- Born: September 24, 1883 Boylston, Massachusetts
- Died: August 9, 1920 (aged 36) Honolulu, Hawaii
- Education: University of California
- Known for: Field work and plant collecting in Hawaii
- Scientific career
- Fields: botany
- Workplaces: Bishop Museum
- Author abbrev. (botany): C.N.Forbes

= Charles Noyes Forbes =

American botanist

Charles Noyes Forbes (September 24, 1883 – August 9, 1920) was an American botanist who primarily worked on Hawaii.

==Early life==
Forbes was born in Boylston, Massachusetts, on September 24, 1883. He was the oldest child of Edmund Cushing Forbes. His siblings were sister Carrie Hyde Forbes, born 1884, brother Edmund Cushing Forbes Jr., born 1891, step-sister Ruth Persis Forbes, born 1900, and step-brother James Eli Forbes, born 1903 (two other step-brothers, Robert Long Forbes and Donald Long Forbes, died in infancy).

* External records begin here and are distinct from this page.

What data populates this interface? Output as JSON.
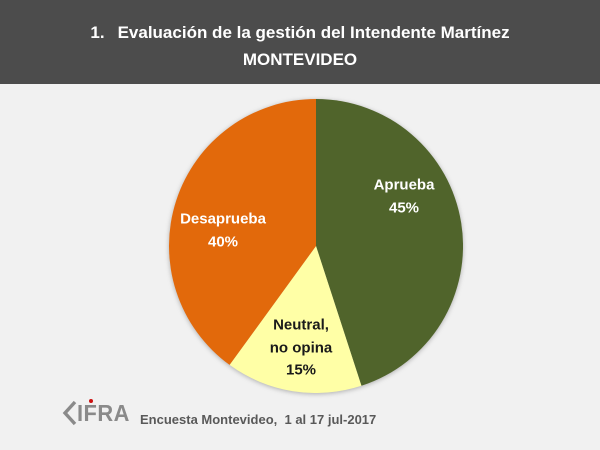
{
  "header": {
    "number": "1.",
    "title": "Evaluación de la gestión del Intendente Martínez",
    "subtitle": "MONTEVIDEO",
    "bg_color": "#4C4C4C",
    "text_color": "#FFFFFF"
  },
  "chart_data": {
    "type": "pie",
    "title": "Evaluación de la gestión del Intendente Martínez — MONTEVIDEO",
    "start_angle_deg": 0,
    "direction": "clockwise",
    "background_color": "#F1F1F1",
    "slices": [
      {
        "label": "Aprueba",
        "value": 45,
        "color": "#50642B",
        "label_color": "#FFFFFF",
        "label_lines": [
          "Aprueba",
          "45%"
        ]
      },
      {
        "label": "Neutral, no opina",
        "value": 15,
        "color": "#FFFFA6",
        "label_color": "#1A1A1A",
        "label_lines": [
          "Neutral,",
          "no opina",
          "15%"
        ]
      },
      {
        "label": "Desaprueba",
        "value": 40,
        "color": "#E2690B",
        "label_color": "#FFFFFF",
        "label_lines": [
          "Desaprueba",
          "40%"
        ]
      }
    ]
  },
  "footer": {
    "logo_name": "CIFRA",
    "logo_letters": "IFRA",
    "logo_color": "#8A8A8A",
    "logo_dot_color": "#CC1010",
    "caption": "Encuesta Montevideo,  1 al 17 jul-2017",
    "caption_color": "#595959"
  }
}
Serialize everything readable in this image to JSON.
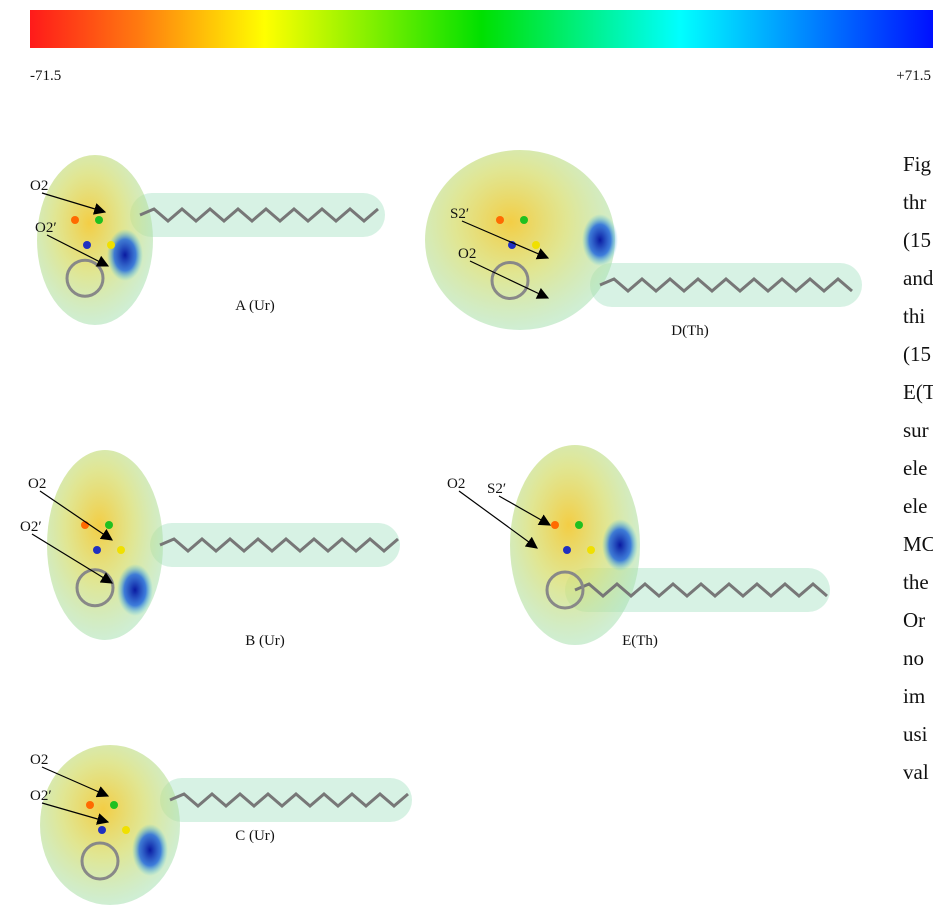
{
  "colorbar": {
    "min_label": "-71.5",
    "max_label": "+71.5"
  },
  "panels": [
    {
      "caption": "A (Ur)",
      "labels": [
        "O2",
        "O2′"
      ]
    },
    {
      "caption": "D(Th)",
      "labels": [
        "S2′",
        "O2"
      ]
    },
    {
      "caption": "B (Ur)",
      "labels": [
        "O2",
        "O2′"
      ]
    },
    {
      "caption": "E(Th)",
      "labels": [
        "S2′",
        "O2"
      ]
    },
    {
      "caption": "C (Ur)",
      "labels": [
        "O2",
        "O2′"
      ]
    }
  ],
  "side_text": [
    "Fig",
    "thr",
    "(15",
    "and",
    "thi",
    "(15",
    "E(T",
    "sur",
    "ele",
    "ele",
    "MC",
    "the",
    "Or",
    "no",
    "im",
    "usi",
    "val"
  ]
}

After finishing the elementary school Charles attended the Ray School in Southborough, Massachusetts, from 1895 to 1897 and afterwards the high school at National City, California. In 1904, he joined the University of California where he graduated to Bachelor of Science in 1908. While being an undergraduate he worked as a cadet for the emergency service during the 1906 San Francisco earthquake. During his senior year, on December 30, 1907, in Cedar Cañon, San Diego County, California, Forbes discovered a new species of cypress tree.

==Career==
From 1908 to 1920 he was curator of Botany at the Bishop Museum in Honolulu. During that time he made several expeditions to the bogs, cliffs, mountain ranges and valleys in the Hawaiian islands and collected many plant taxa which were new to science. In 1919 he was the first botanist who explored the flora of the Haleakalā bog in eastern Maui. Among the plants which were scientifically described by Forbes are several which are either very rare or even extinct, including Portulaca molokiniensis, Cyanea parvifolia, Hibiscadelphus bombycinus and Clermontia tuberculata. The International Plant Names Index listed 52 taxa described by Forbes. Species such as Pipturus forbesii and Cheirodendron forbesii were named in his honour.

===Legacy===
In 1922, Willis Linn Jepson, then a full professor at the university and President of the California Botanical Society, named the new species Forbes discovered during his senior year, Cupressus forbesii, in memory of his former student. The species has recently been reclassified as Hesperocyparis forbesii.

==Personal life==
In 1913, Forbes married Helen Jean ("Nell") Stokes (1884–1961), whom he had met the previous year during an extended visit to Hawaii from her home in Australia to see her brother, John F. G. Stokes, the museum's curator of Polynesian Ethnology. She was the daughter of Henry Edward Stokes and Clara Maude ( Josephson) Stokes. The couple had three children:

- Mary Noyes Forbes (1914–2010), who married Gerald Arthur Dolan, in 1937.
- Helen Jean Forbes (1916–2006), who married Howard Hiilani Adams, a son of Howard Whartenby Adams, in 1937.
- Douglas Gray Forbes (1918–1998), who married Vera Marie ( Chvany) Hussey.

Forbes died, at age 36, on August 9, 1920, in Honolulu.